Notons que si l’expropriation découle du Gouvernement du Canada, il faut référer à la Loi sur l’expropriation canadienne.(4)
L’État est le corps expropriant par excellence : le Gouvernement du Canada et le Gouvernement du Québec ont tous deux le pouvoir d’exproprier, soit directement, ou en déléguant le pouvoir à des personnes sous sa compétence, par l’entremise de lois générales ou spéciales. En plus du Gouvernement (et ses ministères), les municipalités, les commissions scolaires et certains organismes, tels Hydro-Québec et les sociétés de transports sont des exemples de personnes détenant le pouvoir d’exproprier.
Au Québec, le Gouvernement peut contrôler les motifs d’intérêt général lors d’une expropriation exercée suite à la délégation de son pouvoir, par un arrêté en conseil énonçant les motifs justifiant l’expropriation. Par contre, les municipalités, communautés urbaines et régies intermunicipales et commissions scolaires exercent leur pouvoir d’expropriation de manière autonome, sans être soumises au contrôle du Gouvernement.
De manière générale, l’expropriation porte sur le droit de propriété d’un immeuble (bâtiment, terrain, lot) ou un démembrement du droit de propriété qui s’y rattache, telle une servitude (passage, construction, égout, aqueduc, etc.).

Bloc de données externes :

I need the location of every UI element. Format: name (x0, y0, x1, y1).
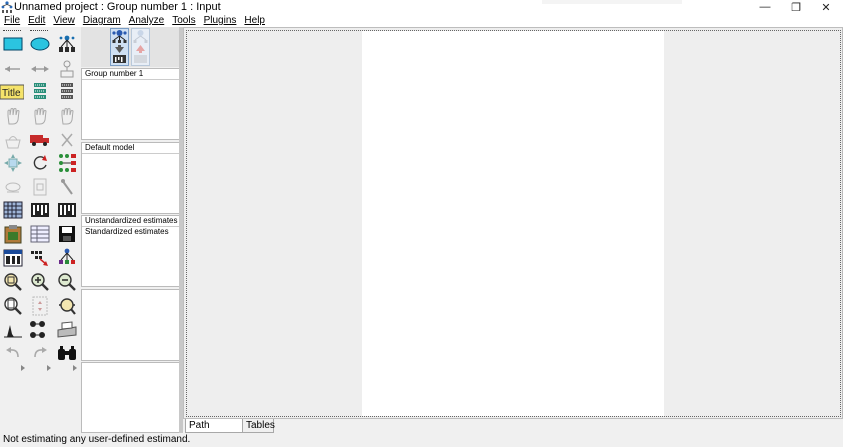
menu-tools[interactable]: Tools (168, 14, 199, 27)
left-panels: Group number 1 Default model Unstandardi… (81, 27, 182, 433)
draw-covariance-icon[interactable] (29, 59, 51, 79)
tab-tables[interactable]: Tables (242, 419, 275, 433)
zoom-in-icon[interactable] (29, 272, 51, 292)
print-icon[interactable] (56, 320, 78, 340)
deselect-all-hand-icon[interactable] (56, 106, 78, 126)
view-input-diagram-button[interactable] (110, 28, 129, 66)
models-panel: Default model (81, 142, 180, 214)
change-shape-icon[interactable] (2, 153, 24, 173)
undo-icon[interactable] (2, 343, 24, 363)
drawing-area[interactable] (183, 27, 843, 419)
scroll-icon[interactable] (29, 177, 51, 197)
amos-graphics-window: Unnamed project : Group number 1 : Input… (0, 0, 843, 447)
reflect-indicators-icon[interactable] (56, 153, 78, 173)
touch-up-icon[interactable] (56, 177, 78, 197)
draw-path-icon[interactable] (2, 59, 24, 79)
draw-ellipse-icon[interactable] (29, 34, 51, 54)
palette-grip (30, 30, 48, 31)
tab-path-diagram[interactable]: Path diagram (185, 419, 243, 444)
move-truck-icon[interactable] (29, 130, 51, 150)
view-mode-box (81, 27, 180, 67)
list-dataset-variables-icon[interactable] (56, 82, 78, 102)
menu-file[interactable]: File (0, 14, 24, 27)
multiple-group-icon[interactable] (29, 320, 51, 340)
title-tool-label: Title (2, 88, 21, 99)
status-bar: Not estimating any user-defined estimand… (0, 433, 843, 447)
rotate-indicators-icon[interactable] (29, 153, 51, 173)
list-model-variables-icon[interactable] (29, 82, 51, 102)
figure-caption-icon[interactable]: Title (0, 82, 24, 102)
view-tabs: Path diagram Tables (183, 419, 843, 444)
output-diagram-icon (133, 30, 148, 63)
group-item[interactable]: Group number 1 (82, 69, 179, 80)
draw-rectangle-icon[interactable] (2, 34, 24, 54)
groups-panel: Group number 1 (81, 68, 180, 140)
palette-scroll-left-icon[interactable] (12, 362, 34, 374)
estimates-panel: Unstandardized estimates Standardized es… (81, 215, 180, 287)
zoom-out-icon[interactable] (56, 272, 78, 292)
analysis-properties-icon[interactable] (29, 200, 51, 220)
unique-variable-icon[interactable] (56, 59, 78, 79)
save-disk-icon[interactable] (56, 224, 78, 244)
fit-to-page-icon[interactable] (29, 296, 51, 316)
select-all-hand-icon[interactable] (29, 106, 51, 126)
path-diagram-page[interactable] (362, 31, 664, 416)
window-title: Unnamed project : Group number 1 : Input (14, 1, 221, 13)
loupe-icon[interactable] (56, 296, 78, 316)
select-one-hand-icon[interactable] (2, 106, 24, 126)
menu-bar: File Edit View Diagram Analyze Tools Plu… (0, 14, 843, 27)
bayesian-estimation-icon[interactable] (2, 320, 24, 340)
preserve-symmetries-icon[interactable] (56, 248, 78, 268)
move-parameter-icon[interactable] (2, 177, 24, 197)
estimate-option-unstandardized[interactable]: Unstandardized estimates (82, 216, 179, 227)
files-panel (81, 289, 180, 361)
input-diagram-icon (112, 30, 127, 63)
drag-properties-icon[interactable] (29, 248, 51, 268)
close-button[interactable]: ✕ (809, 0, 843, 14)
copy-clipboard-icon[interactable] (2, 224, 24, 244)
duplicate-icon[interactable] (2, 130, 24, 150)
palette-grip (3, 30, 21, 31)
estimate-option-standardized[interactable]: Standardized estimates (82, 227, 179, 238)
model-item[interactable]: Default model (82, 143, 179, 154)
calculate-estimates-icon[interactable] (56, 200, 78, 220)
menu-analyze[interactable]: Analyze (125, 14, 169, 27)
specification-search-icon[interactable] (56, 343, 78, 363)
menu-plugins[interactable]: Plugins (200, 14, 241, 27)
menu-edit[interactable]: Edit (24, 14, 49, 27)
maximize-button[interactable]: ❐ (779, 0, 813, 14)
palette-scroll-mid-icon[interactable] (38, 362, 60, 374)
erase-icon[interactable] (56, 130, 78, 150)
menu-help[interactable]: Help (240, 14, 269, 27)
app-icon (1, 1, 13, 13)
menu-view[interactable]: View (49, 14, 79, 27)
zoom-area-icon[interactable] (2, 272, 24, 292)
title-bar: Unnamed project : Group number 1 : Input… (0, 0, 843, 14)
tool-palette: Title (0, 27, 81, 433)
minimize-button[interactable]: — (748, 0, 782, 14)
select-data-file-icon[interactable] (2, 200, 24, 220)
title-bar-blank (542, 0, 682, 4)
menu-diagram[interactable]: Diagram (79, 14, 125, 27)
redo-icon[interactable] (29, 343, 51, 363)
view-output-diagram-button[interactable] (131, 28, 150, 66)
view-text-icon[interactable] (29, 224, 51, 244)
view-page-icon[interactable] (2, 296, 24, 316)
object-properties-icon[interactable] (2, 248, 24, 268)
computation-summary-panel (81, 362, 180, 433)
draw-indicator-icon[interactable] (56, 34, 78, 54)
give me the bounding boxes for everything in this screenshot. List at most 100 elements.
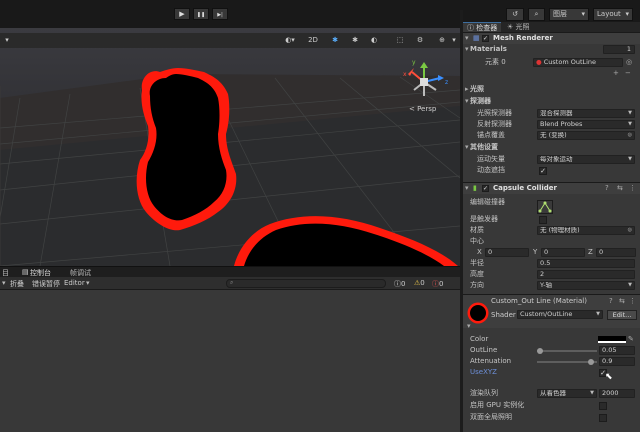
color-row[interactable]: Color ✎	[463, 334, 640, 345]
effects-toggle-icon[interactable]: ◐	[368, 36, 380, 45]
layout-dropdown[interactable]: Layout ▾	[593, 8, 633, 21]
edit-shader-button[interactable]: Edit...	[607, 310, 637, 320]
radius-row[interactable]: 半径 0.5	[463, 258, 640, 269]
additional-foldout[interactable]: ▾ 其他设置	[463, 142, 640, 153]
help-icon[interactable]: ?	[605, 183, 609, 194]
search-button[interactable]: ⌕	[528, 8, 545, 21]
scene-view[interactable]: y x z < Persp	[0, 28, 460, 266]
direction-dropdown[interactable]: Y-轴 ▼	[537, 281, 635, 290]
outline-slider-track[interactable]	[537, 350, 597, 352]
color-swatch[interactable]	[598, 336, 626, 343]
error-pause-button[interactable]: 错误暂停	[32, 279, 60, 289]
collapse-button[interactable]: 折叠	[10, 279, 24, 289]
element0-row[interactable]: 元素 0 ● Custom OutLine ◎	[463, 57, 640, 68]
attenuation-slider-handle[interactable]	[588, 359, 594, 365]
center-z-field[interactable]: 0	[596, 248, 636, 257]
mesh-renderer-header[interactable]: ▾ ▦ ✓ Mesh Renderer	[463, 32, 640, 44]
render-queue-dropdown[interactable]: 从着色器 ▼	[537, 389, 597, 398]
lighting-foldout[interactable]: ▸ 光照	[463, 84, 640, 95]
material-header[interactable]: Custom_Out Line (Material) ? ⇆ ⋮ Shader …	[463, 294, 640, 328]
foldout-arrow-icon[interactable]: ▾	[465, 44, 469, 55]
physic-material-field[interactable]: 无 (物理材质) ◎	[537, 226, 635, 235]
radius-field[interactable]: 0.5	[537, 259, 635, 268]
scene-viewport[interactable]: y x z < Persp	[0, 28, 460, 266]
double-sided-gi-row[interactable]: 双面全局照明	[463, 412, 640, 423]
preset-icon[interactable]: ⇆	[617, 183, 623, 194]
play-button[interactable]: ▶	[174, 8, 190, 20]
eyedropper-icon[interactable]: ✎	[628, 334, 634, 345]
chevron-down-icon[interactable]: ▾	[450, 36, 458, 45]
reflection-probes-dropdown[interactable]: Blend Probes ▼	[537, 120, 635, 129]
double-sided-gi-checkbox[interactable]	[599, 413, 607, 422]
materials-count-field[interactable]: 1	[603, 45, 635, 54]
clear-dropdown-arrow[interactable]: ▾	[2, 279, 6, 287]
shader-dropdown[interactable]: Custom/OutLine ▼	[517, 310, 603, 319]
probes-foldout[interactable]: ▾ 探测器	[463, 96, 640, 107]
scene-menu-icon[interactable]: ▾	[3, 36, 11, 45]
motion-vectors-dropdown[interactable]: 每对象运动 ▼	[537, 155, 635, 164]
remove-element-icon[interactable]: −	[625, 68, 631, 79]
attenuation-row[interactable]: Attenuation 0.9	[463, 356, 640, 367]
more-options-icon[interactable]: ⋮	[629, 297, 636, 305]
layers-dropdown[interactable]: 图层 ▾	[549, 8, 589, 21]
pause-button[interactable]: ❚❚	[193, 8, 209, 20]
direction-row[interactable]: 方向 Y-轴 ▼	[463, 280, 640, 291]
editor-dropdown[interactable]: Editor	[64, 279, 85, 287]
audio-toggle-icon[interactable]: ✱	[350, 36, 360, 45]
edit-collider-button[interactable]	[537, 200, 553, 214]
camera-settings-icon[interactable]: ⚙	[414, 36, 426, 45]
outline-field[interactable]: 0.05	[599, 346, 635, 355]
element0-object-field[interactable]: ● Custom OutLine	[533, 58, 623, 67]
height-field[interactable]: 2	[537, 270, 635, 279]
center-x-field[interactable]: 0	[485, 248, 529, 257]
is-trigger-row[interactable]: 是触发器	[463, 214, 640, 225]
persp-label[interactable]: < Persp	[409, 105, 437, 113]
dynamic-occlusion-row[interactable]: 动态遮挡 ✓	[463, 165, 640, 176]
materials-row[interactable]: ▾ Materials 1	[463, 44, 640, 55]
object-picker-icon[interactable]: ◎	[626, 57, 632, 68]
enable-checkbox[interactable]: ✓	[482, 185, 489, 192]
history-button[interactable]: ↺	[506, 8, 524, 21]
info-count[interactable]: ⓘ0	[394, 279, 405, 289]
reflection-probes-row[interactable]: 反射探测器 Blend Probes ▼	[463, 119, 640, 130]
center-xyz-row[interactable]: X 0 Y 0 Z 0	[463, 247, 640, 258]
gpu-instancing-row[interactable]: 启用 GPU 实例化	[463, 400, 640, 411]
lighting-toggle-icon[interactable]: ✱	[330, 36, 340, 45]
foldout-arrow-icon[interactable]: ▾	[465, 183, 469, 194]
enable-checkbox[interactable]: ✓	[482, 35, 489, 42]
anchor-override-field[interactable]: 无 (变换) ◎	[537, 131, 635, 140]
attenuation-field[interactable]: 0.9	[599, 357, 635, 366]
hidden-objects-icon[interactable]: ⬚	[394, 36, 406, 45]
more-options-icon[interactable]: ⋮	[629, 183, 636, 194]
help-icon[interactable]: ?	[609, 297, 613, 305]
physic-material-row[interactable]: 材质 无 (物理材质) ◎	[463, 225, 640, 236]
add-element-icon[interactable]: +	[613, 68, 619, 79]
light-probes-dropdown[interactable]: 混合探测器 ▼	[537, 109, 635, 118]
anchor-override-row[interactable]: 锚点覆盖 无 (变换) ◎	[463, 130, 640, 141]
step-button[interactable]: ▶|	[212, 8, 228, 20]
2d-toggle[interactable]: 2D	[307, 36, 319, 45]
outline-slider-handle[interactable]	[537, 348, 543, 354]
foldout-arrow-icon[interactable]: ▸	[465, 84, 469, 95]
shading-mode-icon[interactable]: ◐▾	[282, 36, 298, 45]
foldout-arrow-icon[interactable]: ▾	[465, 33, 469, 44]
foldout-arrow-icon[interactable]: ▾	[467, 322, 471, 330]
dynamic-occlusion-checkbox[interactable]: ✓	[539, 166, 547, 175]
outline-row[interactable]: OutLine 0.05	[463, 345, 640, 356]
console-log-area[interactable]	[0, 290, 460, 432]
gpu-instancing-checkbox[interactable]	[599, 401, 607, 410]
foldout-arrow-icon[interactable]: ▾	[465, 142, 469, 153]
capsule-collider-header[interactable]: ▾ ▮ ✓ Capsule Collider ? ⇆ ⋮	[463, 182, 640, 194]
render-queue-field[interactable]: 2000	[599, 389, 635, 398]
chevron-down-icon[interactable]: ▾	[86, 279, 90, 287]
render-queue-row[interactable]: 渲染队列 从着色器 ▼ 2000	[463, 388, 640, 399]
error-count[interactable]: ⓘ0	[432, 279, 443, 289]
height-row[interactable]: 高度 2	[463, 269, 640, 280]
light-probes-row[interactable]: 光照探测器 混合探测器 ▼	[463, 108, 640, 119]
console-search-input[interactable]: ⌕	[226, 279, 386, 288]
preset-icon[interactable]: ⇆	[619, 297, 625, 305]
foldout-arrow-icon[interactable]: ▾	[465, 96, 469, 107]
gizmos-icon[interactable]: ⊕	[436, 36, 448, 45]
motion-vectors-row[interactable]: 运动矢量 每对象运动 ▼	[463, 154, 640, 165]
usexyz-row[interactable]: UseXYZ ✓ ⬉	[463, 367, 640, 382]
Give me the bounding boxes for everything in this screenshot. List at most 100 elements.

En principe, l’expropriation pourra, de manière accessoire, viser des biens « meubles », mais ceux-ci devront être intimement liés à l’immeuble visé par l’expropriation, sauf dans les cas où la loi habilitante prévoit expressément la possibilité d’exproprier des biens meubles en particulier.
À titre d’exemple, la Loi sur les cités et villes,(5) le Code municipal du Québec,(6) la Loi sur la Commission de la capitale nationale(7) et la Loi sur les évêques catholiques romains(8) sont des lois où les biens meubles jugés utiles ou nécessaires à la réalisation des fins, missions et objets propres à l’expropriante, peuvent faire l’objet d’une expropriation. La Loi sur les infrastructures publiques(9) est un exemple où il est prévu que la Société québécoise des infrastructures pourra exproprier les biens de « toute nature » utiles à la mission et mandat de la Société, qu’ils soient immeubles ou meubles.
Afin d’exproprier un droit, l’expropriant doit obtenir les décisions ou les autorisations requises en vertu des dispositions qui l'habilitent. Il peut alors adopter une résolution, un décret ou un règlement pour procéder à l’expropriation.
Pour l’expropriation d’un immeuble, l’expropriant doit déposer auprès du Tribunal un extrait du cadastre du Québec indiquant l’immeuble exproprié ou, lorsqu’il s’agit d’une partie d’immeuble, d’un plan accompagné d’une description technique de la partie d’immeuble à exproprier. Par la suite, l’expropriant doit signifier un avis d’expropriation au propriétaire, qu’il devra ensuite publier au registre foncier du Québec, avec les documents au soutien, dans les 30 jours de la signification.
L’avis d’expropriation doit notamment comporter les éléments suivants :
La date de signification de l’avis d’expropriation représente la date d'expropriation et la date d'évaluation. La date d'expropriation servira de point de départ aux différentes échéances de la procédure d'expropriation, y compris le délai de contestation du droit d'exproprier et de l'avis d'expropriation.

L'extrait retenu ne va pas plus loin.